CARE OF MILK IN THE HOME
If received fresh and warm from the cow, milk should at once be strained through absorbent cotton or several thicknesses of cheese-cloth into wide-mouthed bottles or glass jars and placed in running water or ice water to cool as quickly as possible. If obtained from the milkman it may be left in the bottle in which it is received. The practice of delivering milk “loose,” dipping it from the wagon, should not be permitted, and is fast being abolished. Public safety demands that it should be bottled on the farm or in the creamery or milk station under sanitary conditions.
Keep the Milk Cool.—If the milk when delivered at the house is not cold enough to keep sweet as long as desired, it should, we repeat, be placed in ice water or cold running water until thoroughly cooled. Even if the air is cold, in the ice box, for instance, the milk cannot be cooled quickly enough without water. After it has been cooled in water it may be put in the ice box. In most ice boxes the temperature is allowed to rise higher than is generally supposed, and it is better to keep the milk bottle next to the ice than in the food compartments.
A clean ice box
Milk and cream easily absorb flavors from the air and should not be kept in open vessels next to other food. Any housekeeper knows how quickly milk or cream will be tainted by standing in the same compartment with onions or muskmelons; if the bottle is not covered, milk may also be contaminated by other less noticeable but more harmful vapors from nearby products. Let the milkman furnish you with some extra milk bottle caps, or cover your milk bottle with an inverted tumbler.

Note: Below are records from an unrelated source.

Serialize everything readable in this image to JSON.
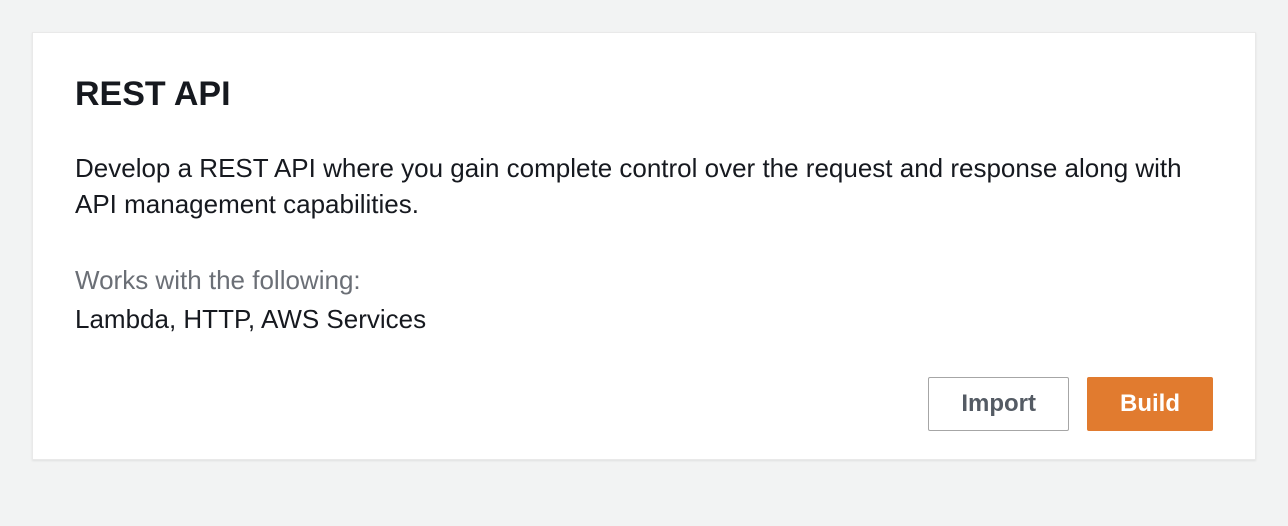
{
  "card": {
    "title": "REST API",
    "description": "Develop a REST API where you gain complete control over the request and response along with API management capabilities.",
    "works_with_label": "Works with the following:",
    "works_with_value": "Lambda, HTTP, AWS Services",
    "buttons": {
      "import": "Import",
      "build": "Build"
    }
  }
}
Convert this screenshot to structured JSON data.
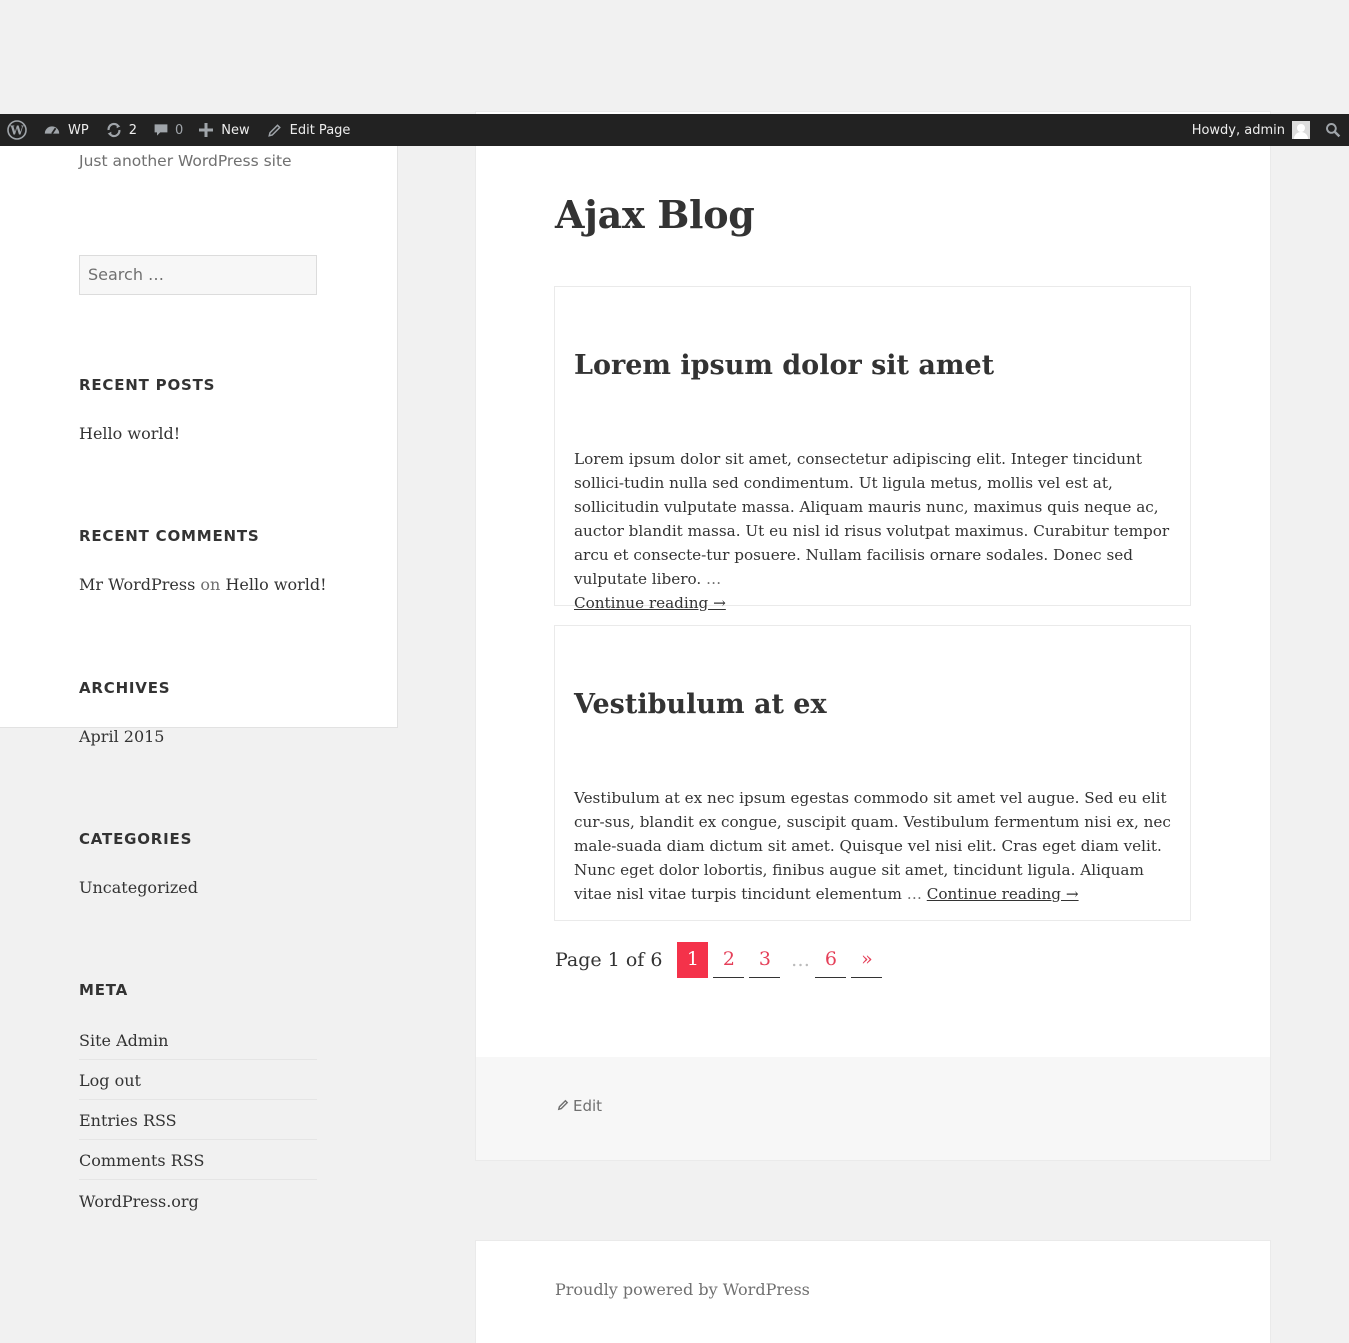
{
  "adminbar": {
    "site_name": "WP",
    "updates_count": "2",
    "comments_count": "0",
    "new_label": "New",
    "edit_label": "Edit Page",
    "howdy": "Howdy, admin"
  },
  "sidebar": {
    "tagline": "Just another WordPress site",
    "search_placeholder": "Search …",
    "recent_posts": {
      "title": "RECENT POSTS",
      "items": [
        "Hello world!"
      ]
    },
    "recent_comments": {
      "title": "RECENT COMMENTS",
      "author": "Mr WordPress",
      "on": "on",
      "post": "Hello world!"
    },
    "archives": {
      "title": "ARCHIVES",
      "items": [
        "April 2015"
      ]
    },
    "categories": {
      "title": "CATEGORIES",
      "items": [
        "Uncategorized"
      ]
    },
    "meta": {
      "title": "META",
      "items": [
        "Site Admin",
        "Log out",
        "Entries RSS",
        "Comments RSS",
        "WordPress.org"
      ]
    }
  },
  "main": {
    "title": "Ajax Blog",
    "posts": [
      {
        "title": "Lorem ipsum dolor sit amet",
        "excerpt": "Lorem ipsum dolor sit amet, consectetur adipiscing elit. Integer tincidunt sollici-tudin nulla sed condimentum. Ut ligula metus, mollis vel est at, sollicitudin vulputate massa. Aliquam mauris nunc, maximus quis neque ac, auctor blandit massa. Ut eu nisl id risus volutpat maximus. Curabitur tempor arcu et consecte-tur posuere. Nullam facilisis ornare sodales. Donec sed vulputate libero.",
        "ellipsis": "…",
        "more": "Continue reading →"
      },
      {
        "title": "Vestibulum at ex",
        "excerpt": "Vestibulum at ex nec ipsum egestas commodo sit amet vel augue. Sed eu elit cur-sus, blandit ex congue, suscipit quam. Vestibulum fermentum nisi ex, nec male-suada diam dictum sit amet. Quisque vel nisi elit. Cras eget diam velit. Nunc eget dolor lobortis, finibus augue sit amet, tincidunt ligula. Aliquam vitae nisl vitae turpis tincidunt elementum",
        "ellipsis": "…",
        "more": "Continue reading →"
      }
    ],
    "pagination": {
      "info": "Page 1 of 6",
      "pages": [
        "1",
        "2",
        "3"
      ],
      "dots": "…",
      "last": "6",
      "next": "»",
      "current": "1"
    },
    "edit": "Edit",
    "footer": "Proudly powered by WordPress"
  },
  "colors": {
    "accent": "#f4324a",
    "link": "#e53f58",
    "adminbar": "#222222"
  }
}
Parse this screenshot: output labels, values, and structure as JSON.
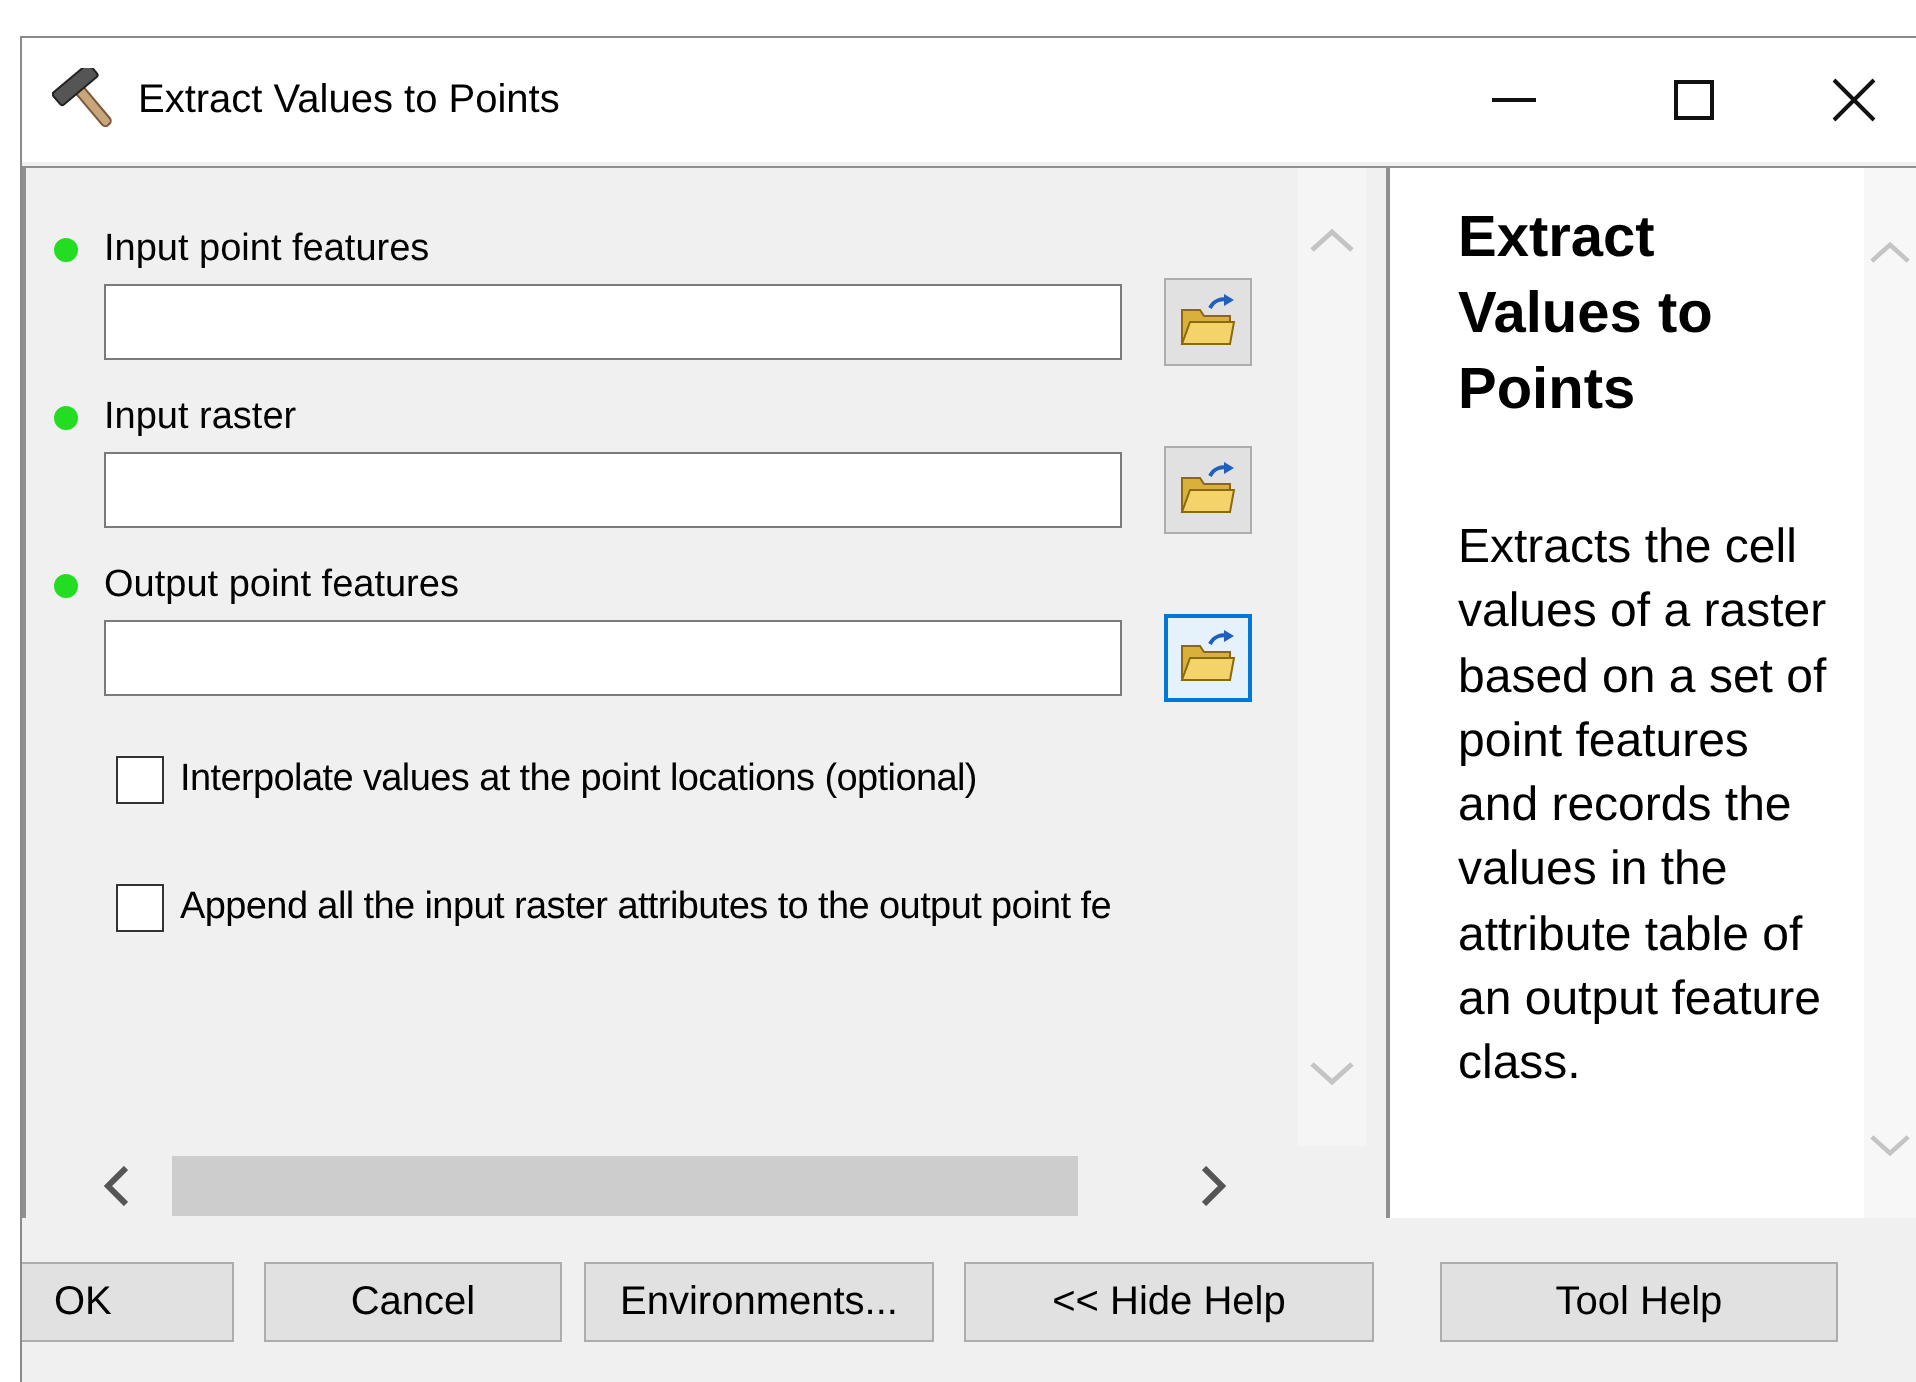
{
  "window": {
    "title": "Extract Values to Points"
  },
  "parameters": [
    {
      "kind": "field",
      "label": "Input point features",
      "required": true,
      "focused": false
    },
    {
      "kind": "field",
      "label": "Input raster",
      "required": true,
      "focused": false
    },
    {
      "kind": "field",
      "label": "Output point features",
      "required": true,
      "focused": true
    },
    {
      "kind": "checkbox",
      "label": "Interpolate values at the point locations (optional)",
      "checked": false
    },
    {
      "kind": "checkbox",
      "label": "Append all the input raster attributes to the output point fe",
      "checked": false
    }
  ],
  "help": {
    "title": "Extract Values to Points",
    "description": "Extracts the cell values of a raster based on a set of point features and records the values in the attribute table of an output feature class."
  },
  "buttons": [
    "OK",
    "Cancel",
    "Environments...",
    "<< Hide Help",
    "Tool Help"
  ]
}
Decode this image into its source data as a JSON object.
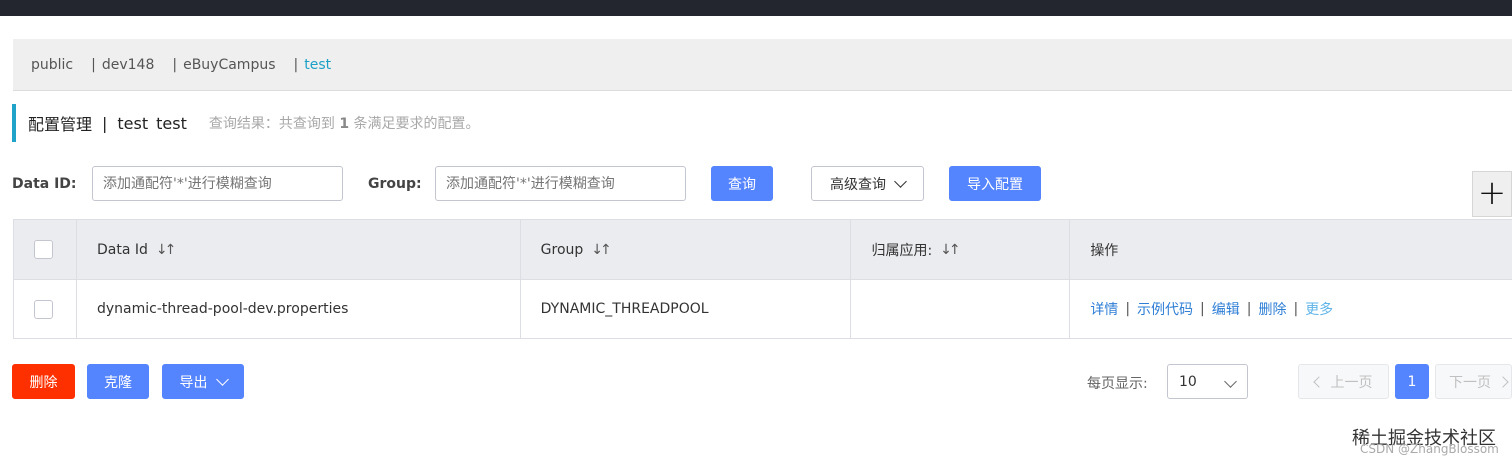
{
  "namespaces": {
    "items": [
      "public",
      "dev148",
      "eBuyCampus",
      "test"
    ],
    "separator": "|"
  },
  "header": {
    "title": "配置管理",
    "separator": "|",
    "namespace_name": "test",
    "namespace_id": "test",
    "result_prefix": "查询结果：共查询到",
    "result_count": "1",
    "result_suffix": "条满足要求的配置。"
  },
  "filters": {
    "data_id_label": "Data ID:",
    "data_id_placeholder": "添加通配符'*'进行模糊查询",
    "group_label": "Group:",
    "group_placeholder": "添加通配符'*'进行模糊查询",
    "query_button": "查询",
    "advanced_button": "高级查询",
    "import_button": "导入配置"
  },
  "plus_label": "+",
  "table": {
    "columns": {
      "data_id": "Data Id",
      "group": "Group",
      "app": "归属应用:",
      "ops": "操作"
    },
    "sort_icon": "↓↑",
    "rows": [
      {
        "data_id": "dynamic-thread-pool-dev.properties",
        "group": "DYNAMIC_THREADPOOL",
        "app": ""
      }
    ],
    "ops": {
      "detail": "详情",
      "sample": "示例代码",
      "edit": "编辑",
      "delete": "删除",
      "more": "更多",
      "separator": "|"
    }
  },
  "footer": {
    "delete_button": "删除",
    "clone_button": "克隆",
    "export_button": "导出",
    "page_size_label": "每页显示:",
    "page_size_value": "10",
    "prev_page": "上一页",
    "current_page": "1",
    "next_page": "下一页"
  },
  "watermark": {
    "main": "稀土掘金技术社区",
    "sub": "CSDN @ZhangBlossom"
  },
  "colors": {
    "primary": "#5584ff",
    "danger": "#ff3000",
    "accent": "#1fa3c8",
    "link": "#2e7ed5"
  }
}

As has been shown in previous chapters, milk is a favorable soil for all sorts of germs and bacteria to grow in. It must therefore be kept from contamination with the utmost care, and everything that comes in contact with it must be scrupulously clean.
Top-Milk.—When the milk has been standing at rest three or four hours, the top-milk will be considerably richer than the rest. If such rich milk is wanted for any particular purpose it may be poured off, to be eaten with cereals, berries, etc. In twelve hours most of the cream will rise and may be skimmed off, although thirty-six or even forty-eight hours may be required to get all that can be obtained by setting. The half-skimmed milk left when the top-milk has been removed after 3 to 6 hours’ setting will still contain 2% or more of butter-fat and is very good for drinking; even the skim milk from which the cream has been taken after 12 hours’ setting is still an excellent beverage, provided it is sweet. Perfectly skimmed, almost entirely fatless, milk may be used in various ways in cooking, to make up for lack of protein in many other food products. But care must be taken that it is pure and sweet, or rather, its condition, sweet or sour, must be under the perfect control of the housekeeper. If a sample of milk will stand scalding or even boiling without curdling, it is usually fresh and in good condition for any use. On the other hand, if it curdles by scalding, it is beyond control and it may or may not make good sour milk, depending on the bacteria working in it.